Fu told CP that according to the former chairman of the TSPM, they believe the "doctrine of justification of faith by Jesus Christ is too narrow."
"He is promoting justification by love in doing good deeds. He essentially said that God is very inclusive so these communist party heroes he listed are doing so many good deeds and they should be accepted into Heaven by our God," he explained. "It is kind of a universalist doctrine."
Hundreds of Christian leaders in China signed onto a statement this month condemning the new regulations, the increased persecution and control the party is taking over the churches.
"[W]e believe and are obligated to teach all believers that all true churches in China that belong to Christ must hold to the principle of the separation of church and state and must proclaim Christ as the sole head of the church," the statement reads.
"We declare that in matters of external conduct, churches are willing to accept lawful oversight by civil administration or other government departments as other social organizations do. But under no circumstances will we lead our churches to join a religious organization controlled by the government, to register with the religious administration department, or to accept any kind of affiliation. We also will not accept any 'ban' or 'fine' imposed on our churches due to our faith. For the sake of the Gospel, we are prepared to bear all losses — even the loss of our freedom and our lives."
Rep. Chris. Smith, R-N.J., chairman of the House of Representatives' global human rights subcommittee, said Thursday that the crackdown should result in a tougher China policy.
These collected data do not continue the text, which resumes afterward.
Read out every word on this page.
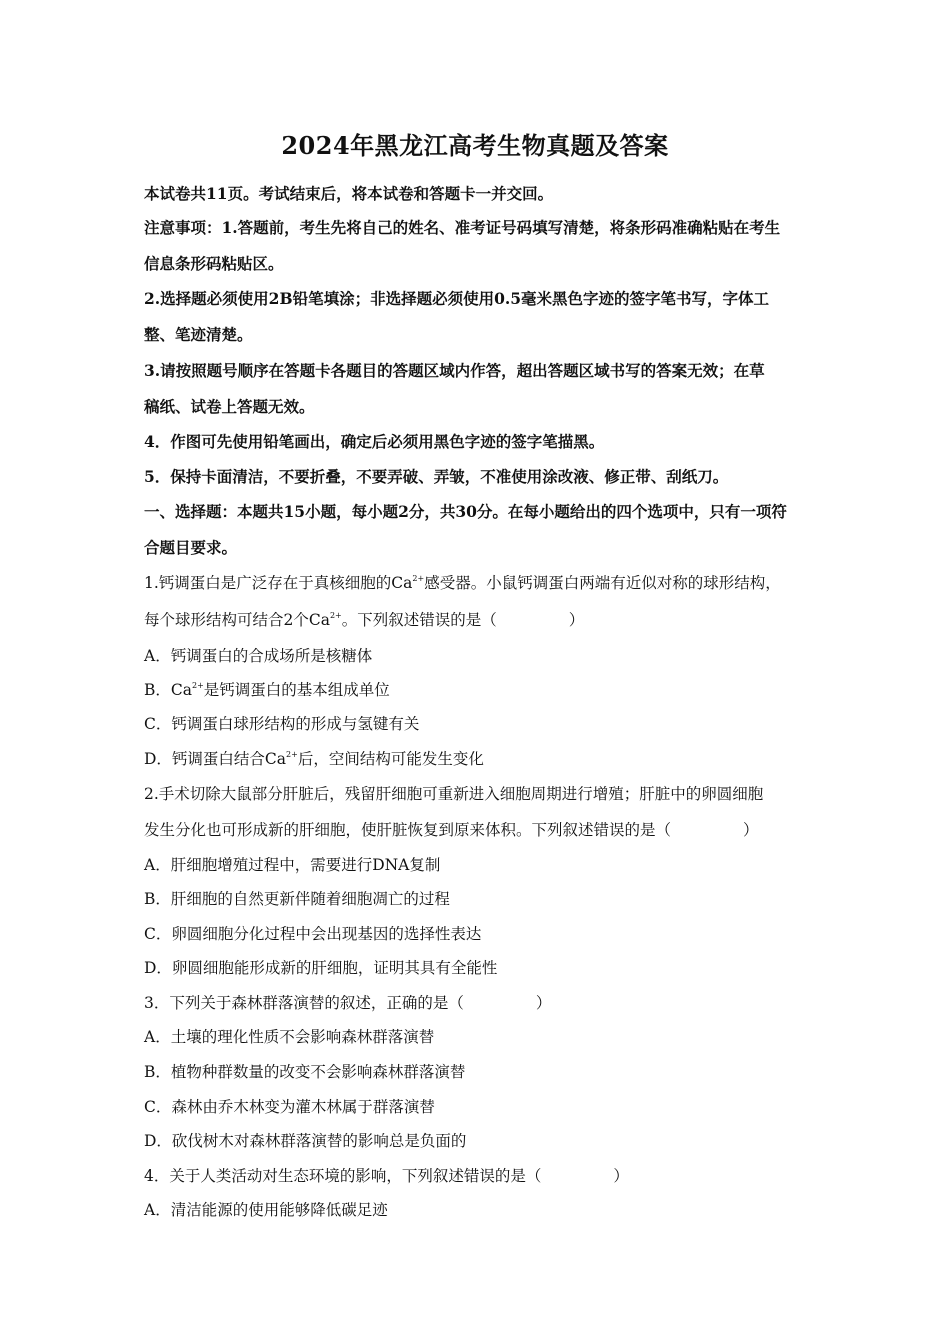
2024年黑龙江高考生物真题及答案
本试卷共11页。考试结束后，将本试卷和答题卡一并交回。
注意事项：1.答题前，考生先将自己的姓名、准考证号码填写清楚，将条形码准确粘贴在考生
信息条形码粘贴区。
2.选择题必须使用2B铅笔填涂；非选择题必须使用0.5毫米黑色字迹的签字笔书写，字体工
整、笔迹清楚。
3.请按照题号顺序在答题卡各题目的答题区域内作答，超出答题区域书写的答案无效；在草
稿纸、试卷上答题无效。
4．作图可先使用铅笔画出，确定后必须用黑色字迹的签字笔描黑。
5．保持卡面清洁，不要折叠，不要弄破、弄皱，不准使用涂改液、修正带、刮纸刀。
一、选择题：本题共15小题，每小题2分，共30分。在每小题给出的四个选项中，只有一项符
合题目要求。
1.钙调蛋白是广泛存在于真核细胞的$Ca^{2+}$感受器。小鼠钙调蛋白两端有近似对称的球形结构，
每个球形结构可结合2个$Ca^{2+}$。下列叙述错误的是（	）
A．钙调蛋白的合成场所是核糖体
B．$Ca^{2+}$是钙调蛋白的基本组成单位
C．钙调蛋白球形结构的形成与氢键有关
D．钙调蛋白结合$Ca^{2+}$后，空间结构可能发生变化
2.手术切除大鼠部分肝脏后，残留肝细胞可重新进入细胞周期进行增殖；肝脏中的卵圆细胞
发生分化也可形成新的肝细胞，使肝脏恢复到原来体积。下列叙述错误的是（	）
A．肝细胞增殖过程中，需要进行DNA复制
B．肝细胞的自然更新伴随着细胞凋亡的过程
C．卵圆细胞分化过程中会出现基因的选择性表达
D．卵圆细胞能形成新的肝细胞，证明其具有全能性
3．下列关于森林群落演替的叙述，正确的是（	）
A．土壤的理化性质不会影响森林群落演替
B．植物种群数量的改变不会影响森林群落演替
C．森林由乔木林变为灌木林属于群落演替
D．砍伐树木对森林群落演替的影响总是负面的
4．关于人类活动对生态环境的影响，下列叙述错误的是（	）
A．清洁能源的使用能够降低碳足迹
"Xi Jinping talks about realizing the 'China Dream.' But when Bibles are burned, when a simple prayer over a meal in public maybe an illegal religious gathering, and when over a million Uyghur and Kazakh Muslims are interned in 'reeducation camps' and forced to renounce their faith, that dream is a nightmare," he said.
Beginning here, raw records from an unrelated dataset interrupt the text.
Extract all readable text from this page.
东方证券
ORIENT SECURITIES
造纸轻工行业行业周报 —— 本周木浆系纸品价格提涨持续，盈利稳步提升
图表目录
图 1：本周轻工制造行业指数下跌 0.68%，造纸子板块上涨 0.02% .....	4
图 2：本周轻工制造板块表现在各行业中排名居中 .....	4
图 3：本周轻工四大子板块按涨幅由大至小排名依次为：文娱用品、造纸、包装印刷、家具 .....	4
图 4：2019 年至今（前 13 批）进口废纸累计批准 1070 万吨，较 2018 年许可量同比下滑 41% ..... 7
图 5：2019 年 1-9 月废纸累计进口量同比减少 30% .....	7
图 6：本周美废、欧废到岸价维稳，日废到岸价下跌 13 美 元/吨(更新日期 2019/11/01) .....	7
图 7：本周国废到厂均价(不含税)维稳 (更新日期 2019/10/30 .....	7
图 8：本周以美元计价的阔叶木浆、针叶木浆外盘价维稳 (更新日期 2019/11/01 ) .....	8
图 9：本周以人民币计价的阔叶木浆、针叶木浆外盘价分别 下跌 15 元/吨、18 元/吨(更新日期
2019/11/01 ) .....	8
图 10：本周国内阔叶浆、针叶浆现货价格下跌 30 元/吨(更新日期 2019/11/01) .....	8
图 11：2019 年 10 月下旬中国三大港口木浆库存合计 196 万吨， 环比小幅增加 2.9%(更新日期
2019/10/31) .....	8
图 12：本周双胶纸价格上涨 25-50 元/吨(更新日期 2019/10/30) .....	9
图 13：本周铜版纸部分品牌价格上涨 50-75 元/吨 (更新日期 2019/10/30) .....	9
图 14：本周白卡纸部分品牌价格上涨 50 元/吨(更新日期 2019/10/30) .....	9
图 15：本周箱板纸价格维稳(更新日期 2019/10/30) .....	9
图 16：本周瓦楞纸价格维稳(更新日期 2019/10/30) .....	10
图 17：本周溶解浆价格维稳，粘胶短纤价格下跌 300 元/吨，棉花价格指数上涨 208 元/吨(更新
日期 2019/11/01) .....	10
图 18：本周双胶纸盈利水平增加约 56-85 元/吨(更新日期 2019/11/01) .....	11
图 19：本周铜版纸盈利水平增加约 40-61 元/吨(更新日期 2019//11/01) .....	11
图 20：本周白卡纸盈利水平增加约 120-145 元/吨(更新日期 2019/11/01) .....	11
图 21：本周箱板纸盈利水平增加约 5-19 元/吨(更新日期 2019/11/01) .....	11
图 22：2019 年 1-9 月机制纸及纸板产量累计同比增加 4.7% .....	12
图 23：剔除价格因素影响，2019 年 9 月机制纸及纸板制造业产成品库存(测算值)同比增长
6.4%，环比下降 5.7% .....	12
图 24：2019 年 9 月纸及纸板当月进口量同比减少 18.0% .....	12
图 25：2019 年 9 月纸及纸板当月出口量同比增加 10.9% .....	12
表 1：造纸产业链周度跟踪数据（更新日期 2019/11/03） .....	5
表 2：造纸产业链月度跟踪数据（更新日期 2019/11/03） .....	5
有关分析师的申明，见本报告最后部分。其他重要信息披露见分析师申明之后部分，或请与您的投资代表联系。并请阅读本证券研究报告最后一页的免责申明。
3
"Taking a hammer and sickle to the cross or jailing a million Uyghur Muslims will only ensure a tougher China policy, one with widespread, bipartisan and even global support.
Activists have called on the United State government to label China as a "country of particular concern," a State Department designation that carries with it the potential for additional sanctions. Optimism was expressed during the hearing that the State Department could be on the verge of designating China as a country of particular concern.
At its Ministerial to Advance Religious Freedom in July, the State Department released a formal statement condemning China for its religious freedom violations. However, the statement was only signed by three other nations.